My daughter is graduating from high school this week. “Tradition” brings us a full four-day palate of activities and festivities. Last night was Class Night, an evening of graduating seniors giving thanks (to teachers, administrators, and parents) as well as delivering syrupy, sentimental senior speeches. And, then there was the “Senior Slide Show,” which was really a 35-minute parade of photos of one particular foursome—the popular girls. Some photos just had one or two of them, but many of the photos had all four. Interspersed among the photos of the always smiling popular girls were random photos of other seniors from the graduating class—after all, how can you be the “popular girls” without a supporting cast of clearly “not so popular” and “unpopular”?
Somewhere in the middle of this really unpleasant experience, I found myself having a series of flashbacks to my own high school experience. I was definitely not a “popular girl” and, on top of that, I often found myself needing to explain my presence in many of my classes. I was a “smart kid” who landed in classes with other “smart kids,” but I wasn’t from the “smart kid” part of town (where the local professionals lived). Instead, I lived in a “middle” part of the town (there was definitely a part of town that was even lower down the economic scale), where “middle” smart kids lived.
After surfing through my flashbacks, and letting myself actually think about them, it occurred to me that those awkward teenage years are very likely the most important in terms of my connection and relationship with the church. During my high school years, church was a refuge—a place where I could be and become myself, where I met caring adults, where I found friendship among peers, where I learned and explored leadership, and where my relationship with my Creator grew and flourished. Through church, my awareness of being loved, of being a part of something much greater than myself, and discovering that my life had purpose and meaning, all became essential pieces in my life.
I didn’t need to be a “popular girl,” and perhaps more than that, I didn’t want to be a “popular girl.” Who would want to be at the center of teenage life? Who would want to invite such scrutiny?
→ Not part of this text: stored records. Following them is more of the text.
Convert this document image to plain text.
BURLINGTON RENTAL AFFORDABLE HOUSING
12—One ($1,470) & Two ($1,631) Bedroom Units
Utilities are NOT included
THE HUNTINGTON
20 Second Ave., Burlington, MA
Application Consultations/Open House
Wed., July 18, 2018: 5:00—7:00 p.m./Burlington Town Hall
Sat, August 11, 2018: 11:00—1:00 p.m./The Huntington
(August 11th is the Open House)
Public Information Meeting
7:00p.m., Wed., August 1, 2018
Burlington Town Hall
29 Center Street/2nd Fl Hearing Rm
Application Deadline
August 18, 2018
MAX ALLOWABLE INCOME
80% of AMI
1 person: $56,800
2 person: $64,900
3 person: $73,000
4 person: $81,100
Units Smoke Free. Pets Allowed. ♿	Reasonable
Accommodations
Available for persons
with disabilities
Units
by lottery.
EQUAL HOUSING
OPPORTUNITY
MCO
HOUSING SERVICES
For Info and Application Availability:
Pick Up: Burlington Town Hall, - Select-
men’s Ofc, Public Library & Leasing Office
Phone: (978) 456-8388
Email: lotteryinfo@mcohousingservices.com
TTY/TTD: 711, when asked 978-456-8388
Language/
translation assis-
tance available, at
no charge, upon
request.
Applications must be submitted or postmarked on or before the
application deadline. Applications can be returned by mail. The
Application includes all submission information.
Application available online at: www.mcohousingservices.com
At church, I found a home. I taught Sunday School, helped lead the youth group, and served on the Christian Education Committee. I developed significant and meaningful relationships with peers and adults.
The “popular girls” didn’t hold much sway over me at all. In fact, I don’t even have a clear memory of who they were in my own graduating class, although I do remember that there were “popular girls.” They didn’t capture my imagination, or much of my interest. And, now they are a muted, distant memory.
I hope for the same for my own daughter. Although she has a very different relationship with the church, and has not found the same attachment as I found, I want for her the same sense of her own self-worth, that her life has meaning and purpose, that she is loved and is part of something much bigger than herself.
The popular girls may have found a sense of love and purpose, but not the kind that will hold up well through the ups and downs of adult life. I hope for those girls too, those “popular girls,” an awareness that popularity isn’t what brings life’s biggest joys and it doesn’t provide the kind of foundation that one needs to live a life of meaning. May they, too, discover what good community can, and should, be—not based on a rigid social hierarchy, but instead on love, respect, dignity and the essential humanity of each and all.